Dear Lena,
I don't like the current approach. As recently argued https://www.jiscmail.ac.uk/cgi-bin/webadmin?A2=spm;22c0ac2e.1507 it should be okay to take some summary estimate from significant clusters of e.g. the Flexible factorial and to conduct post-hoc tests, trying to explain the interaction.
However, if you have the feeling it's necessary to control for other variables (age, gender, ...) you should do so right from the beginning. Right now you run an ANOVA with SPM, detect some clusters & extract some average estimate, forward this into another ANOVA, this time with covariates, and only then the post-hoc tests, which seems to be quite exploratory / circular in part. And you might miss clusters in the whole-brain analysis associated with an interaction or main effects as you don't control for these other variables.

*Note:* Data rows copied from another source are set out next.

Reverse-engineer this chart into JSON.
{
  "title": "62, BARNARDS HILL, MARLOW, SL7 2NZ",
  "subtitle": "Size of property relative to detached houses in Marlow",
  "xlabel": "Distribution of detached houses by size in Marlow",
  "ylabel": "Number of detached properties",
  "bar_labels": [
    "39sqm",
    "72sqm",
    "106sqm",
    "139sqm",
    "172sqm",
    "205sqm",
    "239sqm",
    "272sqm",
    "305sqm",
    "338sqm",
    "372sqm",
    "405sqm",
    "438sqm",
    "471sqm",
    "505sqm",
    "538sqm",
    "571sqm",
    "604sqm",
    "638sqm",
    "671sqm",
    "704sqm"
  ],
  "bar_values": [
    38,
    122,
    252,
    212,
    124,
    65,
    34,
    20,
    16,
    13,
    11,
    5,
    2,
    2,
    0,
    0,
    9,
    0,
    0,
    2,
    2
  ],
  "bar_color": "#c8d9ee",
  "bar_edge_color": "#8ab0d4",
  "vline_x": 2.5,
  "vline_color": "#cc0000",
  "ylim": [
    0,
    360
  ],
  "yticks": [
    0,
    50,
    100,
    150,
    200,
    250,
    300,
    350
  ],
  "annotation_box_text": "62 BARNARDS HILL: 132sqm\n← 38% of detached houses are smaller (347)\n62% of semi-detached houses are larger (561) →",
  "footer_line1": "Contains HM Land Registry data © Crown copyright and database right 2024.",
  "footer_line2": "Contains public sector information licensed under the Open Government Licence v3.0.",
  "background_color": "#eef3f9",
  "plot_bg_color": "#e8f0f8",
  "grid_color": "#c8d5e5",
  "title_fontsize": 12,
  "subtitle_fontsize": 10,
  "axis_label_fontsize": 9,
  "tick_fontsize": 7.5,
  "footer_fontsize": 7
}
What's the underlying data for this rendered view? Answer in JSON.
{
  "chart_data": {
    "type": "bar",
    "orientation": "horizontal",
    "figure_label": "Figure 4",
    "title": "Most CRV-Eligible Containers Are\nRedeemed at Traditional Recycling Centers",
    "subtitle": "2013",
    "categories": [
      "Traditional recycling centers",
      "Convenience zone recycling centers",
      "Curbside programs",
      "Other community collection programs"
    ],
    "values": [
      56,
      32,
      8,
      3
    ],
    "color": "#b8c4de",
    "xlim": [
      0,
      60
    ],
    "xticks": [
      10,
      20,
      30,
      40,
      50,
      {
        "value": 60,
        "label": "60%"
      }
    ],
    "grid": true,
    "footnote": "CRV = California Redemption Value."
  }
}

As long as you account for multiple testing properly (in this case the initial voxel threshold would have to be adjusted to take into account the number of models, e.g. instead of .001 you would go with .001/3 for the three "interaction models", see below) you could go with a series of separate models:
- For main effect group: One-way ANOVA based on the average contrast estimates = (2s + 5s + 8s)/3, the F contrast would be
[1 -1 0;
0 1 -1]
- To mimick main effect condition you could set up three One-way ANOVAs (factor group) based on the contrast estimates (2s - 5s), (2s - 8s), (5s - 8s), the F contrast would be
[1/3 1/3 1/3]
- Within these models you could also test for "interactions", e.g. in the One-way ANOVA based on contrast estimates (2s - 5s) the F contrast
[1 -1 0;
0 1 -1]
would be about group (A, PC, HC) x condition (2s, 5s) and so on.
In these One-way ANOVAs you could also add covariates to control for e.g. age, gender, ...
> I couldn’t include IQ as a covariate in the SPM or SPSS analysis
Why?
> I showed that the findings remained significant
As you analyze only a subset of subjects it doesn't mean this would hold if you looked at the whole group of subjects.